Türkler’in son dönemde Arapları tanıması, Batılı kaynaklardandır.
Aynı şekilde Araplar da Türkiye’yi Batılı kaynaklardan okumaya alıştırılmışlardır.
Ve biraz tarih bilen herkesçe aşikardır ki, Türkler ve Araplar’ın yakınlaşması, hiçbir zaman Batı’nın işine gelmez.
Batı, bu coğrafyadaki emellerine ulaşmak için, fitneyi körüklemek zorundadır.
O nedenle 20. yüzyıl boyu en çok kullanılan argümandır, Araplar’ın 1. Dünya Savaşı ve Kurtuluş Savaşı’ndaki safı.
Asıl ironik olan, son yüzyılda hep Batı’ya karşı savaşmış olmamızdır.
Arap çöllerinde de olsa, Antep’te, İzmir’de, İstanbul’da da olsa işgalci hep Batı’dır.
“Türklere kimyasal silah kullanılabilir, çünkü onlar insan değildir” diyen işgalci Batı masumlaştırılırken, Araplar düşman ilan edilir!
Ne zaman Türk ve Arap dünyasını yakınlaştıracak herhangi bir şey olsa, hemen düğmeye basılır.
Efendim Osmanlı bunların kahpeliği yüzünden yıkıldı da, hepsi Batı ile anlaşıp bizi şöyle sattı da böyle sattı da…
Araplar bizi sırtımızdan vurdu da…
Biz, binlerce yıldır var olan, büyük bir medeniyet, büyük bir milletiz.
Bizim motivasyonumuz intikam değildir.
Biz, insanlığın dramına seyirci kalmayı, zulme ortak olmak sayarız.

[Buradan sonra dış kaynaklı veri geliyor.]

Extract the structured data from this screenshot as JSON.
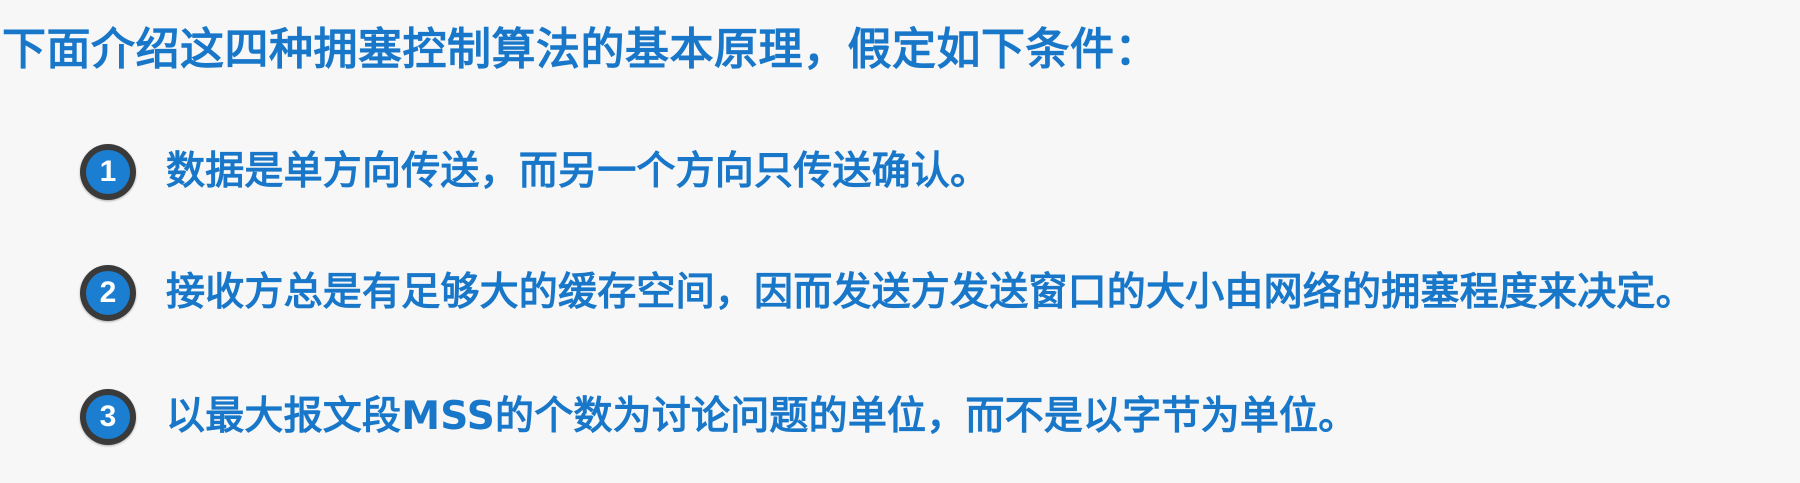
{
  "heading": "下面介绍这四种拥塞控制算法的基本原理，假定如下条件：",
  "items": [
    {
      "number": "1",
      "text": "数据是单方向传送，而另一个方向只传送确认。"
    },
    {
      "number": "2",
      "text": "接收方总是有足够大的缓存空间，因而发送方发送窗口的大小由网络的拥塞程度来决定。"
    },
    {
      "number": "3",
      "text": "以最大报文段MSS的个数为讨论问题的单位，而不是以字节为单位。"
    }
  ],
  "colors": {
    "text": "#1877c8",
    "badge_fill": "#1b7ed0",
    "badge_ring": "#3a3a3a",
    "background": "#f7f7f7"
  }
}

Filistin’de, Mısır’da, Suriye’de akan kana seyirci kalmak, dahası geçmişin rövanşı saymak, bizim vicdanımızın kaldıracağı bir davranış değildir.
Uluslararası ilişkilerde her zaman fikir aykırılıkları, anlaşmazlıklar, hatta çıkar çatışmaları olabilir.
Siyasi platformlarda stratejik ilişkiler yürütülebilir.
Ama insanın, insanlığın acıları söz konusu olduğunda çıkarlar da hesaplar da son bulur.
Ölen mazlumdur, öldüren zalim.
Ve biz her zaman mazlumun yanında oluruz.
Bugün olduğu gibi...
(Akşam'dan)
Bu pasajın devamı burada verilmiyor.